Seçim sonrası misyon: Light Milliyetçilik
2- Seçim sonrası dönemde ifâ edeceği misyon: Asıl önemli olan misyon bu dönemdeki. Çünkü birinci dönemdeki misyon bir şekilde bu dönemin bir hazırlığı olarak da görülebilir. Bilindiği gibi, 18 Nisan 1999 seçimlerinde Türk halkının büyük umutlarla iktidara getirdiği "Milliyetçi" Hareket Partisi, maalesef Türk halkının beklentilerinin çok çok uzağında kalmış ve 3 Kasım'da MHP'ye verilen "umut oyları" bu hayal kırıklığının bir sonucu olarak tekrar MHP'ye gitmemiştir. MHP'nin baraj altında kalması, yaşanan sürecin bir şekilde nihayetlenmesiydi. Burada asıl önem taşıyan konu, MHP'nin 18 Nisan 1999 seçimlerinden sonraki süreçte izlediği politikayla "milliyetçi" görüşü zaafa uğratmış olmasıdır.

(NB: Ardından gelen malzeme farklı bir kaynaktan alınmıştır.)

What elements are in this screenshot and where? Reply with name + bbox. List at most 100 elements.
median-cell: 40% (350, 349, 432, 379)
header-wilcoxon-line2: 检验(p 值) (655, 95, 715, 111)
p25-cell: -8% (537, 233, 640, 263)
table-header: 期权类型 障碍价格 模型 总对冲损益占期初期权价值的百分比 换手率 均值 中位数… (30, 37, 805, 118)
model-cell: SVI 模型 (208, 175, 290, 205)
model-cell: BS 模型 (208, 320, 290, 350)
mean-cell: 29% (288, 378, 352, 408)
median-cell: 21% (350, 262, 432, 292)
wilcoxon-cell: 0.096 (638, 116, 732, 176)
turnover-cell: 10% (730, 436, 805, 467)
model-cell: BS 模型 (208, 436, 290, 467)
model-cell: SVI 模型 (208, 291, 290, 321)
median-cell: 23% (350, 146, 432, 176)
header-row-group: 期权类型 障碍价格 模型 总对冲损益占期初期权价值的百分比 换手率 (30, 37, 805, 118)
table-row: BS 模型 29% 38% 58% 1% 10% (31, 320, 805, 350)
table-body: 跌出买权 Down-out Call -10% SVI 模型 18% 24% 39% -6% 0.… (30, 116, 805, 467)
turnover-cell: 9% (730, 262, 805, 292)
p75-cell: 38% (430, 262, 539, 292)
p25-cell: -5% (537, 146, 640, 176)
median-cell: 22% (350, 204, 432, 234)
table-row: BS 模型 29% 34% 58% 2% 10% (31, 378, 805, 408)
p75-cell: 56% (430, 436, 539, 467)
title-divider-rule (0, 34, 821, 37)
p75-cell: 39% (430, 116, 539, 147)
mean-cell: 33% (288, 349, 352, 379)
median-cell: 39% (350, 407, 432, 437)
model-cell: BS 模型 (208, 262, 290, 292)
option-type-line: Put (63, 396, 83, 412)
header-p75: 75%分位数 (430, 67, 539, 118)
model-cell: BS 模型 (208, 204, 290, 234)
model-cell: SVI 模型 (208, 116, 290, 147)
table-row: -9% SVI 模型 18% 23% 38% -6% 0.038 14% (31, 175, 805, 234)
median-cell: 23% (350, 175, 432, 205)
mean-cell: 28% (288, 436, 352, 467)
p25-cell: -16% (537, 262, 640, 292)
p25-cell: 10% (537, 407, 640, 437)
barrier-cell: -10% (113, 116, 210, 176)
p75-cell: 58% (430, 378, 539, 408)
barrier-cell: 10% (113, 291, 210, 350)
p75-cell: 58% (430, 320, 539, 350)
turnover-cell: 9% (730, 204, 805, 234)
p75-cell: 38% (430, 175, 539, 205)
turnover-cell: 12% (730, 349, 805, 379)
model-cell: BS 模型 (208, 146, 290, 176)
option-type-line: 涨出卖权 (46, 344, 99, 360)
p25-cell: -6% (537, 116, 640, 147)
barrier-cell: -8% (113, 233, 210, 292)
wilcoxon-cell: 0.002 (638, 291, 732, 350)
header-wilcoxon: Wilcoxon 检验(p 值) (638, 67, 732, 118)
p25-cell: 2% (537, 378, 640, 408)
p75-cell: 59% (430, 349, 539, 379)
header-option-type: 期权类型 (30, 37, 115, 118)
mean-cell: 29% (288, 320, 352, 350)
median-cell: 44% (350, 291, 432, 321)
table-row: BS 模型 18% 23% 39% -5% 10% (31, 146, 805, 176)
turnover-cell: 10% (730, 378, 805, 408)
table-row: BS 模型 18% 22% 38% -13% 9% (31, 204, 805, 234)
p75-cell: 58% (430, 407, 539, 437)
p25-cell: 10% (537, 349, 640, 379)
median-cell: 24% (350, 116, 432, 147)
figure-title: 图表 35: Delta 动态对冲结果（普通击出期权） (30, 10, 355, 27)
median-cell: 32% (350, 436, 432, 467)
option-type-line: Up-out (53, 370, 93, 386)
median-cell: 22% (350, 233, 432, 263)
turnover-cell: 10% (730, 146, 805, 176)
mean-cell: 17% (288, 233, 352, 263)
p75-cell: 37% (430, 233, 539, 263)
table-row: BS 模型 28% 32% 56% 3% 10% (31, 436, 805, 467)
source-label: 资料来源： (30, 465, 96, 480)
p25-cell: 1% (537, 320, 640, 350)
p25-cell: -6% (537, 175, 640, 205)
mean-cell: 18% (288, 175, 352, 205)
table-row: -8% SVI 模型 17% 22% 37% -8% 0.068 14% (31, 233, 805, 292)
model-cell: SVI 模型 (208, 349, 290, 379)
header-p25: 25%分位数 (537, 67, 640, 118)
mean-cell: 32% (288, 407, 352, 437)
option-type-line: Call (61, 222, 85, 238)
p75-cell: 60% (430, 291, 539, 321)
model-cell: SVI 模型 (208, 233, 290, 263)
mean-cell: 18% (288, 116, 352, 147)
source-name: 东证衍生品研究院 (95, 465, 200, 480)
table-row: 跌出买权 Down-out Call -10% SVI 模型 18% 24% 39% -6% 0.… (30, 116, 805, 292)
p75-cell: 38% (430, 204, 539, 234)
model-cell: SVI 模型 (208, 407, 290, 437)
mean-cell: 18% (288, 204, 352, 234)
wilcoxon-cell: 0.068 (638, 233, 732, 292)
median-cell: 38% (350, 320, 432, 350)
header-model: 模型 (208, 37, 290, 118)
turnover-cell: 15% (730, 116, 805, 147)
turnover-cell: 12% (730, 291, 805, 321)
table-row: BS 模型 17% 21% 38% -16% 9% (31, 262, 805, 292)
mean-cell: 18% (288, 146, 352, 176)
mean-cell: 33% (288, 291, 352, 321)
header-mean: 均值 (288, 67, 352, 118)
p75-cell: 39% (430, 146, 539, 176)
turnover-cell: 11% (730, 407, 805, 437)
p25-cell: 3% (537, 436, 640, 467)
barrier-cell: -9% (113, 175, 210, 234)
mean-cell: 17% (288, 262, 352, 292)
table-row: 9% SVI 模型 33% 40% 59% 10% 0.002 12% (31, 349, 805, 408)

Milliyetçi cephedeki boşluk doluyor
Türkiye Avrupa Birliği gibi, ulus devletimizin sonunu hazırlayan büyük bir badireye, ulus devletin teminatı olması gereken ve AB'ye karşı direnecek tek güç olan "milliyetçilik" anlayışının zaafa uğratılmış haliyle mi karşı koyacaktı? Tabii ki hayır. Türkiye'nin milli devlet yapısını muhafaza etmesinden yana olan Milliyetçi duyarlı kesim, bu boşluğu doldurmak için fazla gecikmedi. Nitekim Prof. Dr. Haydar Baş öncülüğünde kurulan Bağımsız Türkiye Partisi, Türkiye'de kurum bazında sahipsiz bırakılan "milliyetçi" cepheyi, AB gibi milli devletleri yutan birliklere karşı yalnız bırakmadı. Bu bakımdan "Bağımsız Türkiye Partisi olağanüstü bir dönemde kurulmuş olağanüstü bir partidir." BTP lideri Prof. Dr. Baş'ın zaman zaman "Biz siyasette kalıcı değiliz, bize bir dönem yeter ondan sonra zaten biz kendimiz çekiliriz" tarzındaki sözlerini bu bağlamda değerlendirmek gerekiyor. BTP'nin yüklendiği bu misyon, Türk halkından özellikle gizlendi, BTP'nin demeçleri, mitingleri, projeleri ve söylemleri "sanki hiç yokmuş" muamelesine maruz bırakılarak, bütün halk kesimine ulaştırılmadı. Daha teşkilatlanmasını tamamlayamadan baskın seçim kararı alındı. BTP çok dar bir zaman diliminde, kısıtlı imkanlarla kendisini anlatmaya çalıştı ama zaman ve imkanlar yeterli olmadı. Ama BTP yüklendiği bu tarihi misyonla, emin adımlarla yoluna devam etme kararı alınca hesaplar yine bozuldu. Çünkü bu kez zaman kısıtlaması yoktu ve BTP kadroları daha da güçlenmiş ve azimle yola devam kararı almıştı. Tam bu sırada Genç Parti devreye sokulmalıydı. Saflar ve hedefler tam olarak netleşmişti. Rakip; BTP yani milliyetçi cephe. Hedef; bu cephe bertaraf edilerek yerine "light milliyetçiliği" ikame edecek olan Genç Parti'yi getirmek. Star gazetesinin zaman zaman masa başında uydurduğu haberlerle BTP lideri Prof. Dr. Baş'ı hedef almasını da bu minval üzere değerlendirmek gerekiyor.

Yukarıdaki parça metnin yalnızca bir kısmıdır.